Materials and methods

Test guideline
Qualifier:
equivalent or similar to guideline
Guideline:
OECD Guideline 402 (Acute Dermal Toxicity)
Deviations:
not specified
GLP compliance:
no
Test type:
other: Not specified

Test material

Constituent 1
Chemical structure
Reference substance name:
N-ethyl-o(or p)-toluenesulphonamide
EC Number:
232-465-2
EC Name:
N-ethyl-o(or p)-toluenesulphonamide
Cas Number:
8047-99-2
Molecular formula:
C9H13NO2S
IUPAC Name:
N-ethyl-4-methylbenzene-1-sulfonamide
Test material form:
liquid: viscous
Remarks:
Colour: light yellow
Details on test material:
Ketjenflex 8 (NETSA)
Chemical name in report: N-ethyl-o/p-toluenesulfonamide (or N-substituted toluene sulphonamide)
Description: light yellow viscous liquid
Purity 100% (or 90%)

Test substance storage: at room temperature in the dark
Stability under storage conditions: stable

Test animals

Species:
rabbit
Strain:
New Zealand White
Sex:
not specified
Details on test animals or test system and environmental conditions:
Initial weight:
- Male: 1.9 kg
- Female: 1.8 and 2.2

Details on other conditions and test animal was not provided

Administration / exposure

Type of coverage:
not specified
Vehicle:
unchanged (no vehicle)
Remarks:
Applied undiluted
Details on dermal exposure:
Information not provided
Duration of exposure:
24 hours
Doses:
5,010 and 7,940 Mg/Kg
No. of animals per sex per dose:
1
Control animals:
not specified
Details on study design:
- Duration of observation period following administration: 14 days
- Frequency of observations and weighing: no information
- Necropsy of survivors performed: no information
- Other examinations performed: signs of intoxication, gross autopsy decedents, survivors
Statistics:
No information

Results and discussion

Effect levels
Key result
Sex:
not specified
Dose descriptor:
LD50
Effect level:
> 7 940 mg/kg bw
Based on:
test mat.
Mortality:
Reduced appetite and activity ( three to five days)
Other findings:
Survivors ( 14 days): Viscera appeared normal

Applicant's summary and conclusion

Interpretation of results:
other: Not classified
Remarks:
according to the EU classification criteria outlined in Annex I of 1272/2008/EC (CLP)
Conclusions:
The LD50 of Santicizer 8 in rabbits after 24 hours was > 7940 mg/kg bw under the conditions of this test.
Executive summary:

To determine the dermal toxicity of Santicizer 8, an acute dermal toxicity study was performed on three New Zealand albino rabbits at a dosage level of 5010 and 7940 mg/kg bw.

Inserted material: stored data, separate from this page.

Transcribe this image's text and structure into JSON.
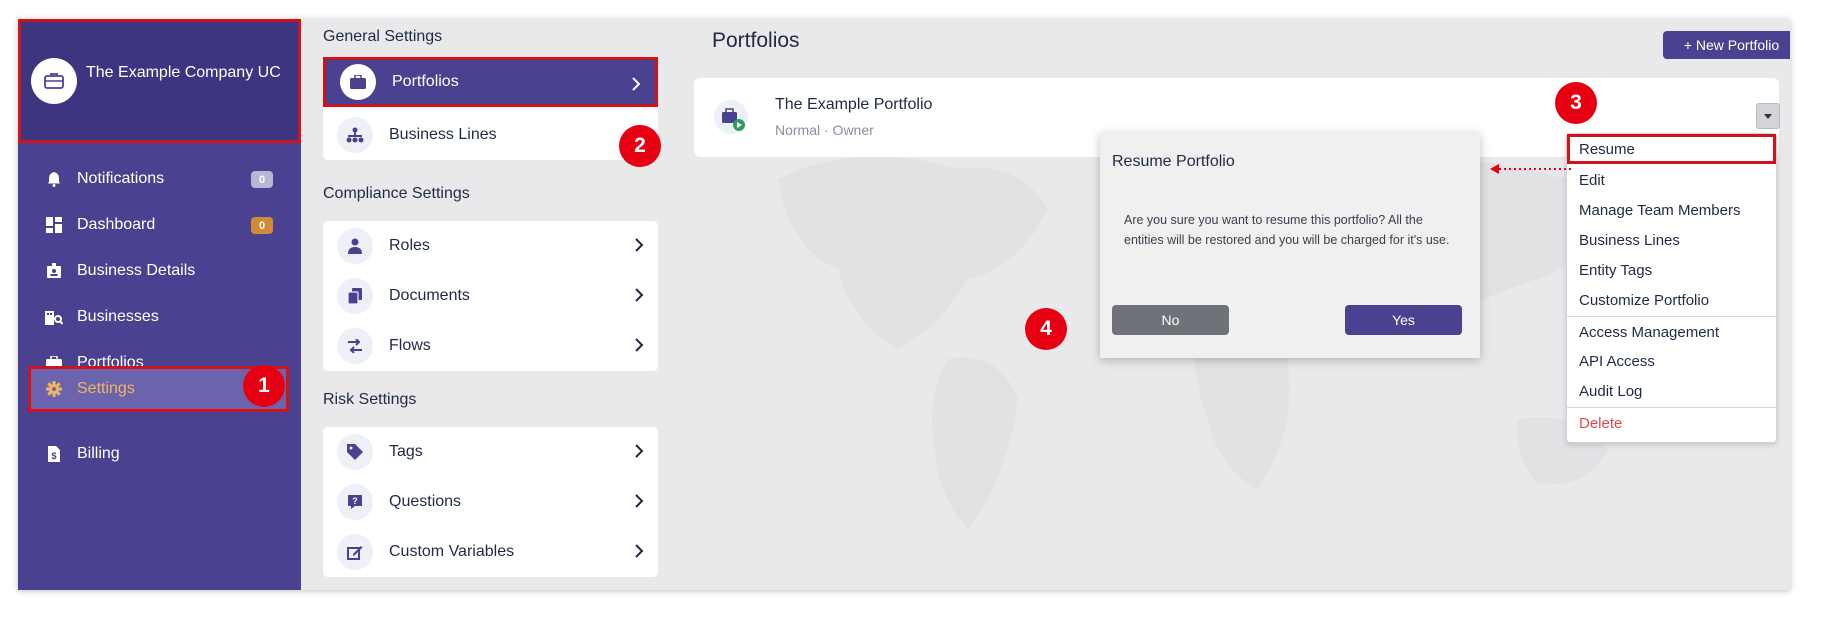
{
  "sidebar": {
    "company_name": "The Example Company UC",
    "items": [
      {
        "label": "Notifications",
        "badge": "0",
        "badge_color": "#b9b7d6"
      },
      {
        "label": "Dashboard",
        "badge": "0",
        "badge_color": "#d28b35"
      },
      {
        "label": "Business Details"
      },
      {
        "label": "Businesses"
      },
      {
        "label": "Portfolios"
      },
      {
        "label": "Settings"
      },
      {
        "label": "Billing"
      }
    ]
  },
  "settings": {
    "general_title": "General Settings",
    "general_items": [
      "Portfolios",
      "Business Lines"
    ],
    "compliance_title": "Compliance Settings",
    "compliance_items": [
      "Roles",
      "Documents",
      "Flows"
    ],
    "risk_title": "Risk Settings",
    "risk_items": [
      "Tags",
      "Questions",
      "Custom Variables"
    ]
  },
  "main": {
    "title": "Portfolios",
    "new_button": "+ New Portfolio",
    "portfolio": {
      "name": "The Example Portfolio",
      "meta": "Normal · Owner"
    }
  },
  "menu": {
    "items": [
      "Resume",
      "Edit",
      "Manage Team Members",
      "Business Lines",
      "Entity Tags",
      "Customize Portfolio",
      "Access Management",
      "API Access",
      "Audit Log",
      "Delete"
    ]
  },
  "modal": {
    "title": "Resume Portfolio",
    "body": "Are you sure you want to resume this portfolio? All the entities will be restored and you will be charged for it's use.",
    "no_label": "No",
    "yes_label": "Yes"
  },
  "markers": [
    "1",
    "2",
    "3",
    "4"
  ],
  "colors": {
    "brand": "#4a4291",
    "accent": "#f2b662",
    "highlight": "#d0121b",
    "danger": "#e44a4a"
  }
}
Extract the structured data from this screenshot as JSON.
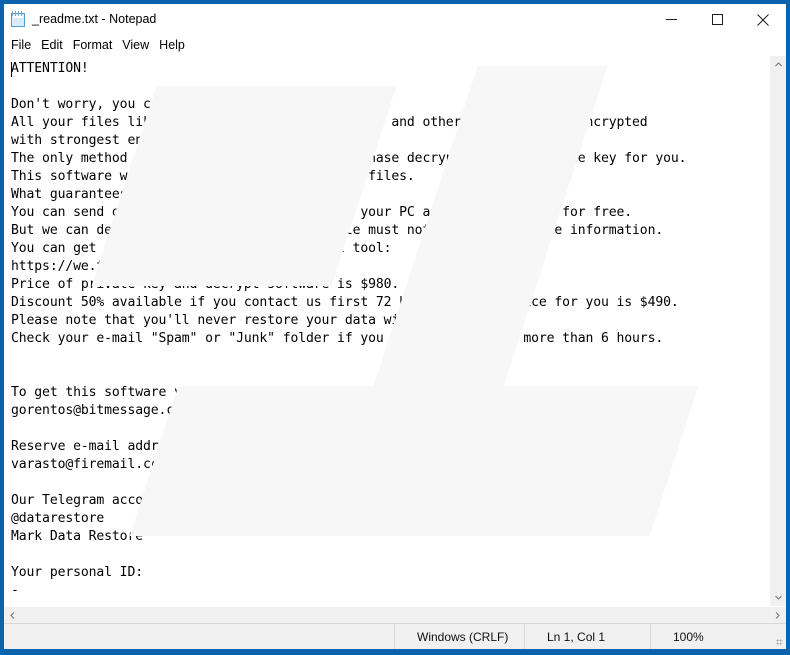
{
  "window": {
    "title": "_readme.txt - Notepad",
    "icon": "notepad-icon",
    "border_color": "#0b63ad",
    "controls": {
      "minimize": "minimize-icon",
      "maximize": "maximize-icon",
      "close": "close-icon"
    }
  },
  "menubar": {
    "items": [
      {
        "label": "File"
      },
      {
        "label": "Edit"
      },
      {
        "label": "Format"
      },
      {
        "label": "View"
      },
      {
        "label": "Help"
      }
    ]
  },
  "document": {
    "lines": [
      "ATTENTION!",
      "",
      "Don't worry, you can return all your files!",
      "All your files like photos, databases, documents and other important are encrypted",
      "with strongest encryption and unique key.",
      "The only method of recovering files is to purchase decrypt tool and unique key for you.",
      "This software will decrypt all your encrypted files.",
      "What guarantees you have?",
      "You can send one of your encrypted file from your PC and we decrypt it for free.",
      "But we can decrypt only 1 file for free. File must not contain valuable information.",
      "You can get and look video overview decrypt tool:",
      "https://we.tl/t-JBwR4re7bR",
      "Price of private key and decrypt software is $980.",
      "Discount 50% available if you contact us first 72 hours, that's price for you is $490.",
      "Please note that you'll never restore your data without payment.",
      "Check your e-mail \"Spam\" or \"Junk\" folder if you don't get answer more than 6 hours.",
      "",
      "",
      "To get this software you need write on our e-mail:",
      "gorentos@bitmessage.ch",
      "",
      "Reserve e-mail address to contact us:",
      "varasto@firemail.cc",
      "",
      "Our Telegram account:",
      "@datarestore",
      "Mark Data Restore",
      "",
      "Your personal ID:",
      "-"
    ],
    "contacts": {
      "primary_email": "gorentos@bitmessage.ch",
      "reserve_email": "varasto@firemail.cc",
      "telegram": "@datarestore",
      "telegram_name": "Mark Data Restore",
      "video_url": "https://we.tl/t-JBwR4re7bR",
      "price_full": "$980",
      "price_discount": "$490",
      "discount_percent": "50%",
      "discount_window": "72 hours",
      "personal_id": "-"
    }
  },
  "scrollbars": {
    "vertical": {
      "up": "chevron-up-icon",
      "down": "chevron-down-icon"
    },
    "horizontal": {
      "left": "chevron-left-icon",
      "right": "chevron-right-icon"
    }
  },
  "statusbar": {
    "line_ending": "Windows (CRLF)",
    "position": "Ln 1, Col 1",
    "zoom": "100%"
  }
}
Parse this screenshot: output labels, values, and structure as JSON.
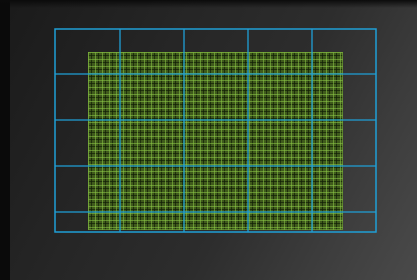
{
  "viewfinder": {
    "grid_color": "#1f9fd6",
    "sensor_color": "#3f5a1c",
    "grid_columns": 5,
    "grid_rows": 5
  }
}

The LD50 of the test substance after 24 hours was > 7940 mg/kg bw under the conditions of this test. Santicizer 8 therefore does not have to be classified for acute dermal toxicity.

As a result, the substance N-Ethyl-o (or p)-toluenesulfonamide (NETSA) does not need to be classified for acute dermal toxicity according to the classification criteria outlined in Annex I of 1272/2008/EC (CLP).